🤖 AI Summary
This work addresses a critical limitation in neuro-symbolic systems: despite satisfying logical constraints, they may exploit reasoning shortcuts due to incorrect concept-to-label mappings. The paper formalizes this issue as a constraint satisfaction problem and characterizes the conditions under which constraints uniquely determine the intended concept mapping. It introduces the first sound and complete answer set programming (ASP)-based verification algorithm alongside a greedy repair strategy. Theoretical analysis establishes that verifying the absence of shortcuts is coNP-complete, counting valid mappings is #P-complete, and computing a minimal repair is NP-hard; under optimal conditions, the sample query complexity achieves logarithmic bounds. Empirical evaluation across eight benchmark domains demonstrates the efficacy of the proposed approach.
📝 Abstract
Neurosymbolic systems can satisfy logical constraints during learning without achieving the intended concept-label correspondence; this is a problem known as reasoning shortcuts. We formalize reasoning shortcuts as a constraint satisfaction problem and investigate under which conditions concept mappings are uniquely determined by the constraints. We prove that a discrimination property (requiring that no valid concept mapping can be transformed into another valid mapping by swapping two concept values) is necessary for shortcut-freeness under bijective mappings, but demonstrate via a counterexample that it is insufficient even when the constraint graph is connected.
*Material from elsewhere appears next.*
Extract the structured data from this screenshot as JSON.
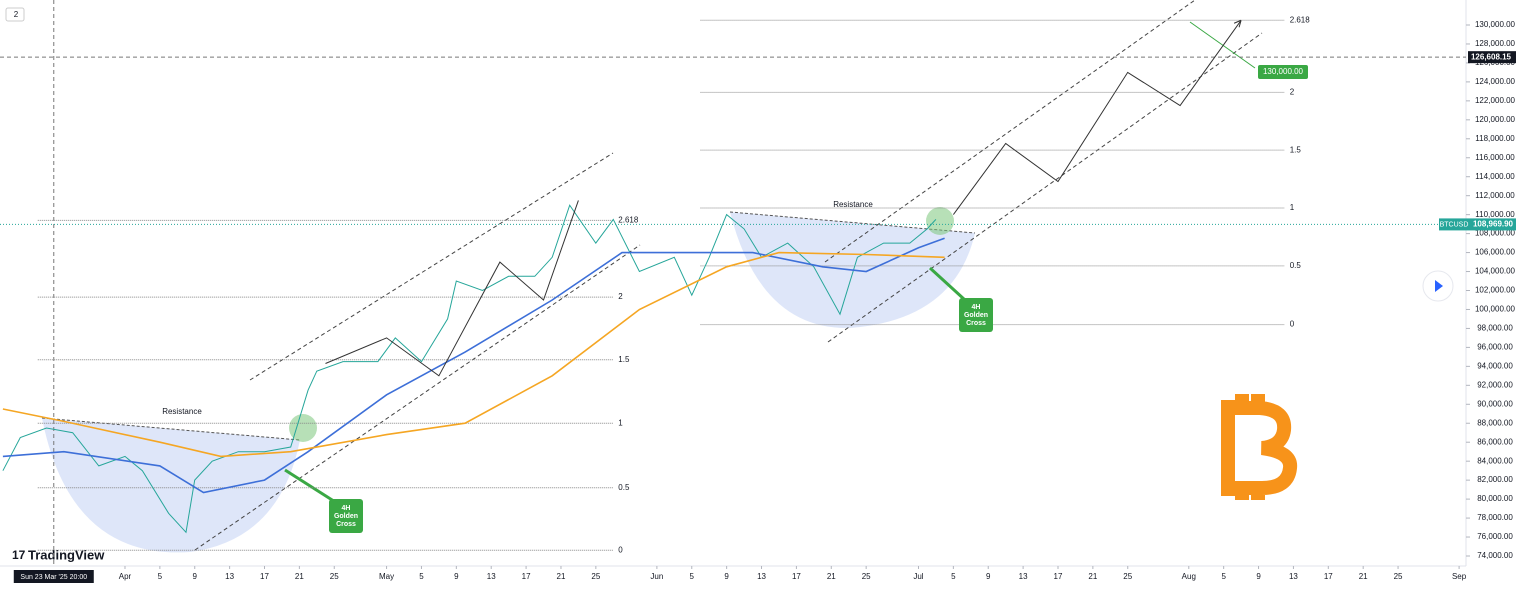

We develop an ASP-based algorithm that verifies whether a given constraint set uniquely determines the intended concept mapping, with proven soundness and completeness. When shortcuts are detected, a greedy repair algorithm eliminates them by augmenting the constraint set, converging in at most $k$ iterations, where $k$ is the number of alternative valid mappings. We further provide a complexity classification: deciding shortcut-freeness is coNP-complete, counting shortcuts is #P-complete, and finding minimal repairs is NP-hard. We also establish sample complexity bounds showing that logarithmically many label queries suffice for disambiguation in favorable cases, while querying all ambiguous positions suffices in the worst case. Experiments across eight benchmark domains validate our approach.